Ce mercredi, l’Institut européen des sciences humaines (IESH), situé à Saint-Léger-de-Fougeret, dans la Nièvre, a fait l’objet d’une vaste perquisition menée par la police judiciaire. Cette intervention s’inscrit dans le cadre d’une enquête sur des soupçons de blanchiment d’argent, d’abus de confiance et de non-respect de l’obligation de déclaration de financements étrangers, conformément à la loi contre le séparatisme adoptée en 2021.
Des financements venus de l’étranger dans le collimateur
Les autorités soupçonnent des financements en provenance du Qatar, atteignant potentiellement 300 000 euros, d’avoir été dissimulés. Ces fonds, qui auraient dû être déclarés, seraient au cœur des investigations. L’enquête a été ouverte à la suite d’un signalement en 2023, conformément à l’article 40 du code de procédure pénale, obligeant tout fonctionnaire à signaler une infraction constatée.
Les enquêteurs, accompagnés de spécialistes de la sous-direction antiterroriste, ont saisi des documents comptables, des disques durs et une somme d’argent liquide trouvée dans le coffre-fort de l’établissement. La procureure de Nevers, Anne Lehaître, a confirmé que l’opération avait été productive, bien que les détails précis restent confidentiels.
Fondé en 1992 à l’initiative de l’Union des organisations islamiques de France (UOIF), devenue Musulmans de France, l’IESH forme des imams « à la française ». Cette initiative visait à offrir une alternative à l’influence étrangère dans la formation des cadres religieux islamiques. Cependant, l’institut est souvent associé à la mouvance des Frères musulmans, une confrérie islamiste controversée.
Le doyen de l’institut, Larabi Becheri, affirme l’indépendance de l’établissement et réfute tout lien avec les Frères musulmans. Selon lui, l’établissement fonctionne grâce à des cotisations couvrant 80 à 85 % des besoins financiers, le reste étant assuré par des dons déclarés, le dernier en provenance du Qatar remontant à 2018.
L’IESH est le premier établissement de ce type en France, créé dans le Morvan, région chère à François Mitterrand, qui souhaitait promouvoir une formation locale des imams. Cette ambition a été reprise plus tard par Emmanuel Macron, dans le cadre de sa lutte contre le radicalisme religieux. L’institut accueille environ 260 étudiants, et ses programmes visent à former des cadres religieux capables de conjuguer pratique islamique et valeurs républicaines.

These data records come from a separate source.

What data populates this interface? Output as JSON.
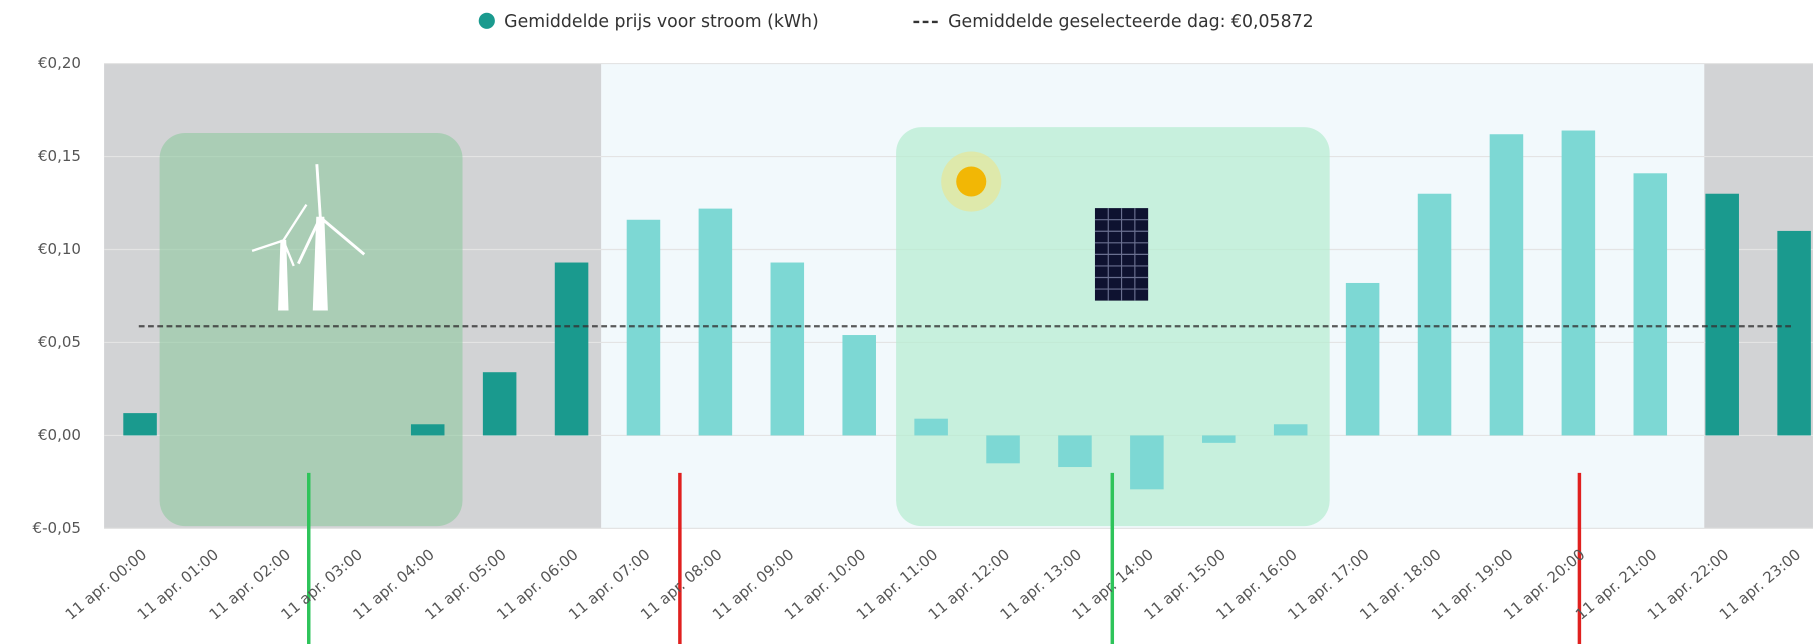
{
  "chart_data": {
    "type": "bar",
    "categories": [
      "11 apr. 00:00",
      "11 apr. 01:00",
      "11 apr. 02:00",
      "11 apr. 03:00",
      "11 apr. 04:00",
      "11 apr. 05:00",
      "11 apr. 06:00",
      "11 apr. 07:00",
      "11 apr. 08:00",
      "11 apr. 09:00",
      "11 apr. 10:00",
      "11 apr. 11:00",
      "11 apr. 12:00",
      "11 apr. 13:00",
      "11 apr. 14:00",
      "11 apr. 15:00",
      "11 apr. 16:00",
      "11 apr. 17:00",
      "11 apr. 18:00",
      "11 apr. 19:00",
      "11 apr. 20:00",
      "11 apr. 21:00",
      "11 apr. 22:00",
      "11 apr. 23:00"
    ],
    "series": [
      {
        "name": "Gemiddelde prijs voor stroom (kWh)",
        "color": "#1a9a8e",
        "values": [
          0.012,
          0.0,
          0.0,
          0.0,
          0.006,
          0.034,
          0.093,
          0.116,
          0.122,
          0.093,
          0.054,
          0.009,
          -0.015,
          -0.017,
          -0.029,
          -0.004,
          0.006,
          0.082,
          0.13,
          0.162,
          0.164,
          0.141,
          0.13,
          0.11
        ],
        "colors": [
          "#1a9a8e",
          "#1a9a8e",
          "#1a9a8e",
          "#1a9a8e",
          "#1a9a8e",
          "#1a9a8e",
          "#1a9a8e",
          "#7dd8d4",
          "#7dd8d4",
          "#7dd8d4",
          "#7dd8d4",
          "#7dd8d4",
          "#7dd8d4",
          "#7dd8d4",
          "#7dd8d4",
          "#7dd8d4",
          "#7dd8d4",
          "#7dd8d4",
          "#7dd8d4",
          "#7dd8d4",
          "#7dd8d4",
          "#7dd8d4",
          "#1a9a8e",
          "#1a9a8e"
        ]
      }
    ],
    "average": {
      "value": 0.05872,
      "label": "Gemiddelde geselecteerde dag: €0,05872",
      "color": "#333333"
    },
    "ylim": [
      -0.05,
      0.2
    ],
    "yticks": [
      {
        "value": -0.05,
        "label": "€-0,05"
      },
      {
        "value": 0,
        "label": "€0,00"
      },
      {
        "value": 0.05,
        "label": "€0,05"
      },
      {
        "value": 0.1,
        "label": "€0,10"
      },
      {
        "value": 0.15,
        "label": "€0,15"
      },
      {
        "value": 0.2,
        "label": "€0,20"
      }
    ],
    "grid": true
  }
}
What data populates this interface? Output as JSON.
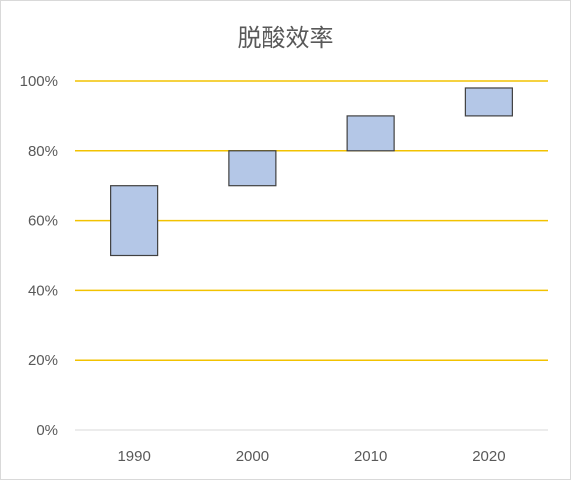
{
  "chart_data": {
    "type": "floating-bar",
    "title": "脱酸效率",
    "categories": [
      "1990",
      "2000",
      "2010",
      "2020"
    ],
    "series": [
      {
        "low": [
          0.5,
          0.7,
          0.8,
          0.9
        ],
        "high": [
          0.7,
          0.8,
          0.9,
          0.98
        ]
      }
    ],
    "ylim": [
      0,
      1.0
    ],
    "yticks": [
      0,
      0.2,
      0.4,
      0.6,
      0.8,
      1.0
    ],
    "ytick_labels": [
      "0%",
      "20%",
      "40%",
      "60%",
      "80%",
      "100%"
    ],
    "grid": true,
    "colors": {
      "bar_fill": "#b4c7e7",
      "bar_stroke": "#404040",
      "grid": "#f2c200",
      "axis": "#d9d9d9",
      "text": "#595959"
    }
  }
}
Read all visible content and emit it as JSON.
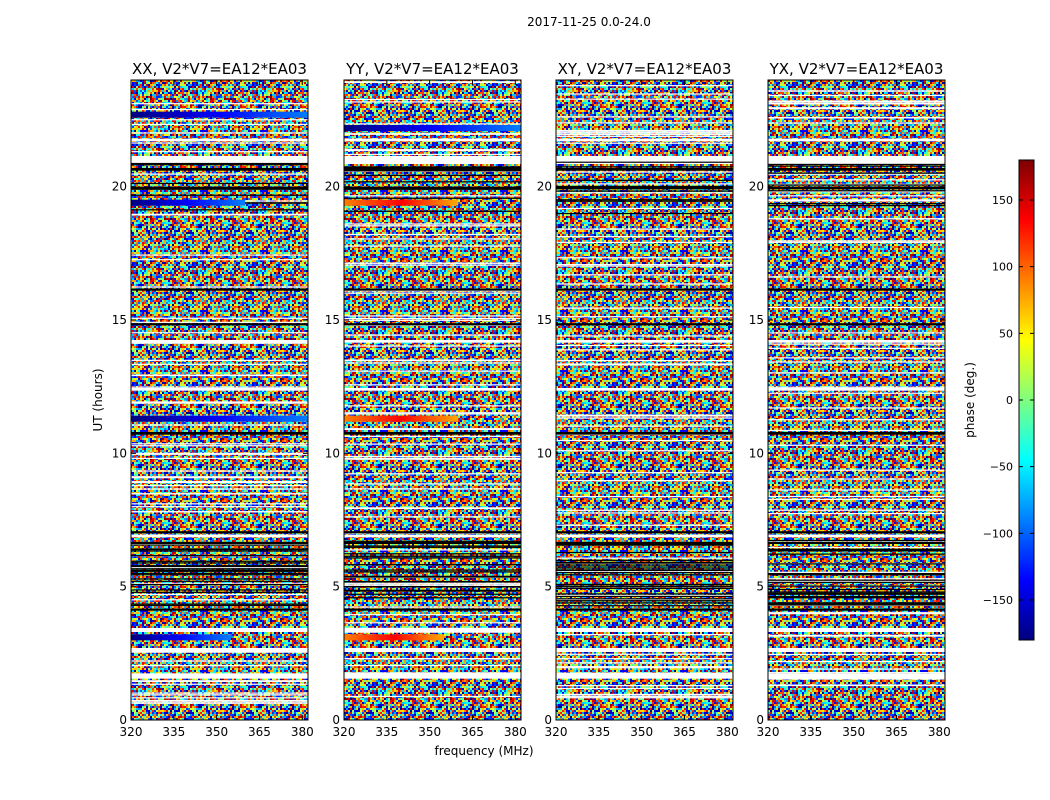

La perquisition a rapidement suscité des réactions politiques. Le député Julien Guibert, membre du Rassemblement National, a appelé sur les réseaux sociaux à la fermeture de l’établissement, qu’il considère comme une « école de la mouvance frériste ». Cette déclaration illustre le climat tendu autour de la question de l’islam en France et des institutions liées à cette religion.
Selon le doyen, l’institut fait face à des difficultés financières et administratives. Les banques, même celles désignées par la Banque de France, refusent de collaborer avec l’établissement, l’obligeant à gérer ses fonds en liquide. Il dénonce une tentative de déstabilisation par des individus mal intentionnés, expliquant que le signalement à l’origine de l’enquête pourrait être infondé.
Avec la loi contre le séparatisme, adoptée en 2021, les règles de financement des associations cultuelles se sont durcies, imposant une transparence totale sur les dons étrangers. Cette affaire pourrait donc servir d’exemple dans l’application de cette législation récente.